I don't believe there is a way to detect if the user's browser is in compat mode. Their user agent string will be determined by their browser mode, and their document mode will be determined by either the presence of an x-ua-compatible
meta tag (or header), or possibly by the doctype used.
Compatibility Mode was meant to protect the modern-browser-user from pages that relied on old and outdated features or hacks. It's not really something you would want to test against. Instead, write standards-compliant code which will be understood by the browser in either compat mode, or non-compat mode.
Here are the various results of differing Browser Modes and Document Modes:
Browser Mode: IE10 Compat View / Document Mode: IE7 standards
navigator.userAgent
"Mozilla/4.0 (compatible; MSIE 7.0; Windows NT 6.2; WOW64; Trident/6.0;
.NET4.0E; .NET4.0C; Media Center PC 6.0; .NET CLR 3.5.30729;
.NET CLR 2.0.50727; .NET CLR 3.0.30729; BRI/2)"
document.documentMode
7
Browser Mode: IE7 / Document Mode: IE7 standards
navigator.userAgent
"Mozilla/4.0 (compatible; MSIE 7.0; Windows NT 6.2; WOW64; .NET4.0E;
.NET4.0C; Media Center PC 6.0; .NET CLR 3.5.30729; .NET CLR 2.0.50727;
.NET CLR 3.0.30729; BRI/2)"
document.documentMode
7
As you can see, by these two methods there is no way to tell if the user is in compat view or not.
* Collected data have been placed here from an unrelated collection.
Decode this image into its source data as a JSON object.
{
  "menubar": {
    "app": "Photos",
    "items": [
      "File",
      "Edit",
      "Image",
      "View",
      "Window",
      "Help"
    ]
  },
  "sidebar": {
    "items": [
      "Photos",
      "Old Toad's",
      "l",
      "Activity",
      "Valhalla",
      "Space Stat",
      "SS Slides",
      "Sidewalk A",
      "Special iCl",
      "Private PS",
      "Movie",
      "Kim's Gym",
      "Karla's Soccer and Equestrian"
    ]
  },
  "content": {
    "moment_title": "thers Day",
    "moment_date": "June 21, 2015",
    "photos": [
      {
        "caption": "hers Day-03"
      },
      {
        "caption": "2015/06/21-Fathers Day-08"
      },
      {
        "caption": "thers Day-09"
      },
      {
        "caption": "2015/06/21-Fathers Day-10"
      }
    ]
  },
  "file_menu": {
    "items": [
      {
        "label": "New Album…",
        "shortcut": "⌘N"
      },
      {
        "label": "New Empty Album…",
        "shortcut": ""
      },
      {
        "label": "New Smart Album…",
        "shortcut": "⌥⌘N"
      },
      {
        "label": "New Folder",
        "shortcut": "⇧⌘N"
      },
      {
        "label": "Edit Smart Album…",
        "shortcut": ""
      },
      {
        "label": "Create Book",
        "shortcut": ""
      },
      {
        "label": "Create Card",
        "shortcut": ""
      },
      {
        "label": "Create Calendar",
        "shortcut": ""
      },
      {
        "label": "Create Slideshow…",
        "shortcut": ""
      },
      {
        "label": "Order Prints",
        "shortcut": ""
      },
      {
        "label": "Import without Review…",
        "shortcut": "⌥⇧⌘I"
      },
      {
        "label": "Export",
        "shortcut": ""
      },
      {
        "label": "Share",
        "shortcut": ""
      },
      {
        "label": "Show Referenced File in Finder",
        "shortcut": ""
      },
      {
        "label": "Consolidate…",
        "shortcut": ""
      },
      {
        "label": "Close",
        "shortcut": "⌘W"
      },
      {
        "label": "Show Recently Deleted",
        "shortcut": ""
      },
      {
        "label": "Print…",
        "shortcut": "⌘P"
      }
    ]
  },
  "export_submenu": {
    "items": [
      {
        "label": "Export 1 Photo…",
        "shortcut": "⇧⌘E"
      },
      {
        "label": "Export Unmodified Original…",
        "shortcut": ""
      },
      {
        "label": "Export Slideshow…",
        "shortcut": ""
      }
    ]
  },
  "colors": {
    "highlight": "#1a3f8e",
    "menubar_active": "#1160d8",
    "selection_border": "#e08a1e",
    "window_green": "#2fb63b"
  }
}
Overriding Compat View List
If your site appears on the compatibility view list, you can override their suggested rendering options by providng your own x-ua-compatible
header:
<meta http-equiv="x-ua-compatible" content="IE=9" />
This forces your browser into IE9 Standards Mode (no evaluation of the doctype). You could use IE=edge
to force it into the latest mode possible (on Internet Explorer 10, this would be IE 10 Standards), but this is not encouraged. Instead, set it to the latest mode you've tested with.
If the x-ua-compatible
header is set to IE10, but the user visits your page on an earlier browser, the nearest rendering engine will be used. For instance, if the user visits your page with IE9, and your meta tag instructs the browser to use IE10, the browser will fallback to IE9 Standards mode.
Note that IE=9
causes the browser to go into IE9 Standards Mode. It doesn't necessarily cause the browser to behave as though it were IE9. If you want the browser to behave as though it were IE9, you would want to use the EmulateIE9
content:
<meta http-equiv="x-ua-compatible" content="IE=EmulateIE9" />
This causes the browser to fallback on the DOCTYPE, if it's present, to determine whether the document mode will be Standards, or Quirks.
For further information, see Defining Document Compatibility.